At the beginning of the 2019 Legislature, there seemed to be wide support for providing the Office of Hawaiian Affairs more money — as much as $20 million more — from the former crown lands.
But with just weeks left in the session, the House and Senate disagree on how much more money OHA should get — if any.
House Bill 402 resurrects a longstanding debate over ceded lands, crown lands that the U.S. took after the overthrow of the Hawaiian Kingdom. The state now controls the land and uses the revenue to pay for hospitals, schools and environmental initiatives.
Hawaii amended its constitution in 1978 to establish OHA and direct that 20 percent of the ceded land revenues should go to the betterment of Native Hawaiians. But there’s disagreement over what constitutes 20% and right now, OHA’s annual revenue is capped at around $15 million.
Rep. Daniel Holt introduced HB 402 to raise OHA’s annual share of revenues to $35 million and give OHA about $140 million in back pay.
Rep. Daniel Holt, sponsor of the bill to lift the current cap on the amount of money OHA can draw from ceded land revenues, said, “I think we can all agree that $15 million is way too low.”
Nathan Eagle/Civil Beat
The House passed the proposal without any specific dollar amounts. Sen. Donovan Dela Cruz’s Ways and Means Committee amended the bill Friday to remove any appropriations and instead create a negotiating committee.
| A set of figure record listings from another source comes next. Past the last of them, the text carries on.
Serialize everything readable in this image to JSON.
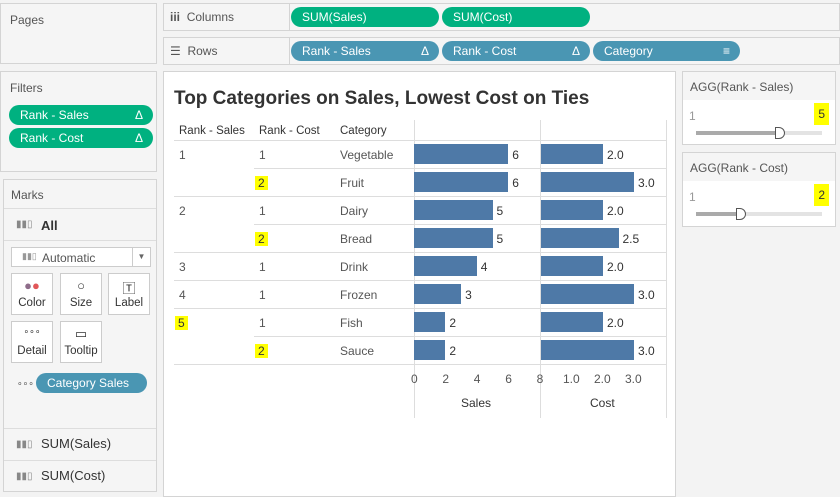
{
  "pages": {
    "title": "Pages"
  },
  "filters": {
    "title": "Filters",
    "items": [
      {
        "label": "Rank - Sales",
        "icon": "Δ"
      },
      {
        "label": "Rank - Cost",
        "icon": "Δ"
      }
    ]
  },
  "marks": {
    "title": "Marks",
    "all": "All",
    "type": "Automatic",
    "buttons": [
      "Color",
      "Size",
      "Label",
      "Detail",
      "Tooltip"
    ],
    "detail_pill": "Category Sales",
    "sub": [
      "SUM(Sales)",
      "SUM(Cost)"
    ]
  },
  "columns": {
    "label": "Columns",
    "pills": [
      "SUM(Sales)",
      "SUM(Cost)"
    ]
  },
  "rows": {
    "label": "Rows",
    "pills": [
      {
        "label": "Rank - Sales",
        "icon": "Δ"
      },
      {
        "label": "Rank - Cost",
        "icon": "Δ"
      },
      {
        "label": "Category",
        "icon": "sort-icon"
      }
    ]
  },
  "view": {
    "title": "Top Categories on Sales,  Lowest Cost on Ties",
    "headers": [
      "Rank - Sales",
      "Rank - Cost",
      "Category"
    ],
    "rows": [
      {
        "rank_sales": "1",
        "rank_cost": "1",
        "category": "Vegetable",
        "sales": 6,
        "cost": "2.0",
        "hl_s": false,
        "hl_c": false
      },
      {
        "rank_sales": "",
        "rank_cost": "2",
        "category": "Fruit",
        "sales": 6,
        "cost": "3.0",
        "hl_s": false,
        "hl_c": true
      },
      {
        "rank_sales": "2",
        "rank_cost": "1",
        "category": "Dairy",
        "sales": 5,
        "cost": "2.0",
        "hl_s": false,
        "hl_c": false
      },
      {
        "rank_sales": "",
        "rank_cost": "2",
        "category": "Bread",
        "sales": 5,
        "cost": "2.5",
        "hl_s": false,
        "hl_c": true
      },
      {
        "rank_sales": "3",
        "rank_cost": "1",
        "category": "Drink",
        "sales": 4,
        "cost": "2.0",
        "hl_s": false,
        "hl_c": false
      },
      {
        "rank_sales": "4",
        "rank_cost": "1",
        "category": "Frozen",
        "sales": 3,
        "cost": "3.0",
        "hl_s": false,
        "hl_c": false
      },
      {
        "rank_sales": "5",
        "rank_cost": "1",
        "category": "Fish",
        "sales": 2,
        "cost": "2.0",
        "hl_s": true,
        "hl_c": false
      },
      {
        "rank_sales": "",
        "rank_cost": "2",
        "category": "Sauce",
        "sales": 2,
        "cost": "3.0",
        "hl_s": false,
        "hl_c": true
      }
    ],
    "sales_ticks": [
      "0",
      "2",
      "4",
      "6",
      "8"
    ],
    "cost_ticks": [
      "1.0",
      "2.0",
      "3.0"
    ],
    "sales_axis": "Sales",
    "cost_axis": "Cost"
  },
  "sliders": [
    {
      "title": "AGG(Rank - Sales)",
      "min": "1",
      "value": "5",
      "fraction": 0.67
    },
    {
      "title": "AGG(Rank - Cost)",
      "min": "1",
      "value": "2",
      "fraction": 0.36
    }
  ],
  "colors": {
    "green": "#00b180",
    "blue": "#4a96b3",
    "bar": "#4e79a7",
    "highlight": "#ffff00"
  }
}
Holt says he’s hopeful lawmakers can come to an agreement in conference committee, the period of negotiations at the conclusion of each session.
“I think we can all agree that $15 million is way too low,” he said. “We spend this kind of money on a lot of other things that are not as important as taking care of the people of Hawaii.”
OHA has been trying for years to increase its share of public land trust revenue. The agency’s public policy manager, Jocelyn Doane, says the amount hasn’t been adjusted for more than a decade.
“These lands are the lands of our people that they continue to have claims to,” Doane says. “The state should follow up on its commitment both constitutionally and statutorily to Native Hawaiians by ensuring that they are getting a fair share of their revenue from these lands.”
State agencies transfer 20% of their revenue from ceded lands to OHA. But Doane says that the $15 million annual cap means there is $20 million sitting unused in a fund.
But more revenue for OHA may mean less revenue for state agencies. Hawaii’s state hospital system, the University of Hawaii and the Department of Land and Natural Resources all raised concerns about the proposal in public testimony.
Lawmakers are debating how much additional revenue the Office of Hawaiian Affairs should get from ceded land payments.
Cory Lum/Civil Beat
There’s also the question of how to calculate how much money OHA should get. Holt says there’s a debate over whether OHA should receive 20% of gross or net revenues. On the flip side, many Hawaiians don’t agree that 20% is enough.
“I’m not saying it’s going to be easy, but it can be done. That’s what we are here to do,” Holt says.
The latest version of the bill amended by Dela Cruz calls for the creation of a negotiating committee to determine how much more money OHA should receive. The Society for Professional Journalists raised concerns about whether the committee would be subject to the open government provisions of the Sunshine Law.
Dela Cruz’s draft also calls for an audit of all state programs that service Hawaiians.
Dela Cruz wasn’t available for comment but said before Friday’s hearing that he wanted a more consistent process for how state agencies inventory ceded land.
Another reason HB 402 isn’t sailing through the Legislature is a concern about how OHA spends its money.
Last year, a state audit criticized OHA’s spending, particularly decisions by OHA trustees and its CEO, Kamana’opono Crabbe. Two of the agency’s trustees were slapped with hefty ethics fines and the state attorney general and FBI both reportedly launched investigations.
Holt says he’s heard concerns about OHA’s spending from everybody, including his colleagues, but believes that’s a separate conversation from the state’s obligation to increase public trust land revenue.
“The reason why OHA was created was that the public thought Hawaiians can better decide for themselves how to spend their money and improve conditions for Native Hawaiians,” she said. “You could second-guess any policymakers’ decision on how to allocate resources to fix an issue.”
She said the funding cap limits what OHA can accomplish for the Hawaiian community. OHA funds a variety of programs ranging from fishpond restoration to Hawaiian immersion schools. The agency only gave out 10 grants in a recent funding cycle despite receiving more than 80 applications.
Lilikalā Kameʻeleihiwa, a professor at the University of Hawaii, says that OHA funding enabled the university to create a master’s program for Hawaiian Studies.
“OHA could do very great things if they had more money,” she said.